Among funds that did create founders’ classes in 2019, a significantly smaller percentage offered discounts on management fees and incentive allocation rates. Approximately 47% of funds using equity strategies and 38% of funds with non-equity strategies offered lower management fees or incentive allocation rates through their founders’ classes. Those figures are down from 63% and 45%, respectively, in 2018.

Meanwhile, hedge funds also experienced a shift in seed investment activity. According to the study, the number of seed deals fell moderately in 2019, but the size of those deals trended higher. Seward & Kissel data suggests that the higher end of seed deals fell in the $100-$200 million range, and typically included a two- to three-year lock-up.
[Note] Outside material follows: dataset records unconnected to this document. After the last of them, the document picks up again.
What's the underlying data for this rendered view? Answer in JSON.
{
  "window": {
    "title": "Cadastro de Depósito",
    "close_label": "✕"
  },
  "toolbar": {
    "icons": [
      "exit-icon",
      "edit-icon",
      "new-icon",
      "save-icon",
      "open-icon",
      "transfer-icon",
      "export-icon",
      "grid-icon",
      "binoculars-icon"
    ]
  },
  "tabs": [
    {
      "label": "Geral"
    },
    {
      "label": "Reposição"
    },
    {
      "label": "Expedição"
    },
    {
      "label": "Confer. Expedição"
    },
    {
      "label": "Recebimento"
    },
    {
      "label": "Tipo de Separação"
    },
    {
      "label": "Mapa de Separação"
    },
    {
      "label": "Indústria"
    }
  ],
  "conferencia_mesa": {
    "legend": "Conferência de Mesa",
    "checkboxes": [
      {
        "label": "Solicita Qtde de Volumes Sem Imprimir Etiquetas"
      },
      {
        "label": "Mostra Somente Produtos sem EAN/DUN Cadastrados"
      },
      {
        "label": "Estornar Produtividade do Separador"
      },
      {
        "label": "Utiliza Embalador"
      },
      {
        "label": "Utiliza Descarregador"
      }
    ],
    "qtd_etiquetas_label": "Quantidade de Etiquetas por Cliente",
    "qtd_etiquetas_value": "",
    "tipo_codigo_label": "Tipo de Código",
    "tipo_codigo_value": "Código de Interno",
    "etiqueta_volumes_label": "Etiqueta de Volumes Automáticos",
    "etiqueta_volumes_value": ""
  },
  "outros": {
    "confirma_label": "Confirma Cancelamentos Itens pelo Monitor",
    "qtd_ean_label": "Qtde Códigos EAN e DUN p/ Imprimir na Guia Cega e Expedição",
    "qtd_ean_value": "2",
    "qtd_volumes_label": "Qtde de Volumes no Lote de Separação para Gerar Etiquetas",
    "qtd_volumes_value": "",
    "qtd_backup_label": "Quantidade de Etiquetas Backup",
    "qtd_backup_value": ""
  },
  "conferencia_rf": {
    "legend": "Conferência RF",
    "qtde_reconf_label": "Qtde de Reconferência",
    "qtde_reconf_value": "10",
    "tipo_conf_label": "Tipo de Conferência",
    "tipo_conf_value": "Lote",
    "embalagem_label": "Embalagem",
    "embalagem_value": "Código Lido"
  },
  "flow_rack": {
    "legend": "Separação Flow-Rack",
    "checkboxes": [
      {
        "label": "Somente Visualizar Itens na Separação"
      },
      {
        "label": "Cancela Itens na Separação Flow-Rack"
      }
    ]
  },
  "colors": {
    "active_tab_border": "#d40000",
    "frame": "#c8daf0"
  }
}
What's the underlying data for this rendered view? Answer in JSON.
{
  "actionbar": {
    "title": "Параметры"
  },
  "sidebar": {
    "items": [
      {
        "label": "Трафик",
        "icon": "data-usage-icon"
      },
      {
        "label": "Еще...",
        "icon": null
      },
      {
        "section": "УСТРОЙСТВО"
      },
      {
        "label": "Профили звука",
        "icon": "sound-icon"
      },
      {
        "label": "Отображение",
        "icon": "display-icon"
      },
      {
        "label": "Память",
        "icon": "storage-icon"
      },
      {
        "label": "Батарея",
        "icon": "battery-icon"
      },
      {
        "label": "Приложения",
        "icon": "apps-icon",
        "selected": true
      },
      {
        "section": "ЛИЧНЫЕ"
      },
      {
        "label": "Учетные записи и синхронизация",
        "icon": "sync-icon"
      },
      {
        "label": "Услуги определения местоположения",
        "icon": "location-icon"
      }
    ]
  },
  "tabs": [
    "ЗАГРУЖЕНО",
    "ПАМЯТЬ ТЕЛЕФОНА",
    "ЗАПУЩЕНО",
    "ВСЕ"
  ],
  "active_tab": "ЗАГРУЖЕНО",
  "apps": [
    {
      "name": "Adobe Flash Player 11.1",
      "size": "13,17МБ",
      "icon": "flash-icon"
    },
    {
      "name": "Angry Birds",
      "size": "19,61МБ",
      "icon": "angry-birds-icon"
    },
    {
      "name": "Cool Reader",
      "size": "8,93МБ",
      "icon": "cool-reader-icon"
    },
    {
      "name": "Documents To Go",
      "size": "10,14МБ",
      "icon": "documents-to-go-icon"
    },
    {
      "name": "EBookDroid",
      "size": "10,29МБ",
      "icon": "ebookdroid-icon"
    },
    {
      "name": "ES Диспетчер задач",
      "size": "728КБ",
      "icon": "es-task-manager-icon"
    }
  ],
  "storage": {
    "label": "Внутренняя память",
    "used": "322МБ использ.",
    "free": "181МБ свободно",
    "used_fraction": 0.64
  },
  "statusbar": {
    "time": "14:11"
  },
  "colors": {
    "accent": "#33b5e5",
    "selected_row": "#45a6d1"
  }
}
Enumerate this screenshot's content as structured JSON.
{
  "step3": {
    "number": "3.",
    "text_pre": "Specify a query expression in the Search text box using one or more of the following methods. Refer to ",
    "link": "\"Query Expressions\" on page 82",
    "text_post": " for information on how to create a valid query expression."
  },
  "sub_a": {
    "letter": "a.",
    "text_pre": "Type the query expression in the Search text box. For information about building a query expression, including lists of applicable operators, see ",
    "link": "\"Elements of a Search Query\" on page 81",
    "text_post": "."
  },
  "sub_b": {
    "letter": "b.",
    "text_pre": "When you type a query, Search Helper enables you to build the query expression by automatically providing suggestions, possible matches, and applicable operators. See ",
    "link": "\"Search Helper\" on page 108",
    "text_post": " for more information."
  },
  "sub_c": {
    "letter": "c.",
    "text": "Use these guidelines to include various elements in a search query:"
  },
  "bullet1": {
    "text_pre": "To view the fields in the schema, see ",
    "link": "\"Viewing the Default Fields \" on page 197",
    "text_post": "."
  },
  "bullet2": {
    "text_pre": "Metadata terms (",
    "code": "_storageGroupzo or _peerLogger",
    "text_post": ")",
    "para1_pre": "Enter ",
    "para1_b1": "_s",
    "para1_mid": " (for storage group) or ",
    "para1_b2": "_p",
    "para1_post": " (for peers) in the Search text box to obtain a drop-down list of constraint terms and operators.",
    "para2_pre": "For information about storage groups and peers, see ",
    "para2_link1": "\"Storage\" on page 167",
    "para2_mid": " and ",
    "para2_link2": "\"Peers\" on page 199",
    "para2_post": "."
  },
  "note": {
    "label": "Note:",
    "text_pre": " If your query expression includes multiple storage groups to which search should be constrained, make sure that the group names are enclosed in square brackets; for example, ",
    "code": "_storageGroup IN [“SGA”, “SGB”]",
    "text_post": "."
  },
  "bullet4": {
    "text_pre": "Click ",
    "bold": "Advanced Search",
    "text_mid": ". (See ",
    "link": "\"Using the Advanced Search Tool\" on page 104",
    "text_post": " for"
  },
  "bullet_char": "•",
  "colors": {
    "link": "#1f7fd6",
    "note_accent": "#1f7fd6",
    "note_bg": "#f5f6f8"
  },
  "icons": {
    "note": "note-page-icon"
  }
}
Other Key Findings Include:

  • The share of funds with equity-related strategies rose to 70% in 2019, up from 63% in 2018.
  • Non-equity funds became more stringent in their withdrawal policies: 88% of non-equity funds offered withdrawals on a quarterly or less frequent basis (as opposed to a monthly basis), up from 55% in 2018.
  • Average incentive allocation rates (18.98%) across all strategies stayed fairly constant in 2019, as did management fees for funds with equity-based strategies (1.44%). Management fees for non-equity-based funds rose from 1.58% to 1.68%.


Seward & Kissel Investment Management Group partner, Steve Nadel, the lead author of The Seward & Kissel 2019 New Hedge Fund Study:

“The decrease in founders’ classes was a bit surprising. Factors at play here could include more side letters and bespoke products, as well as a rise in high-demand launches.”

“As institutional seed investors placed larger bets on a more selective basis, they increasingly competed to back premier managers. The dynamic suggests the continued emergence of a bit of a star system.”

“The stability of management fees and incentive allocation rates in 2019 suggests, among other things, that fund pricing is reaching its floor.”

“For new managers and those in the early stages of launching a fund, The Seward & Kissel 2019 New Hedge Fund Study provides practical intelligence on their peers, as well as on the demands being made by investors.”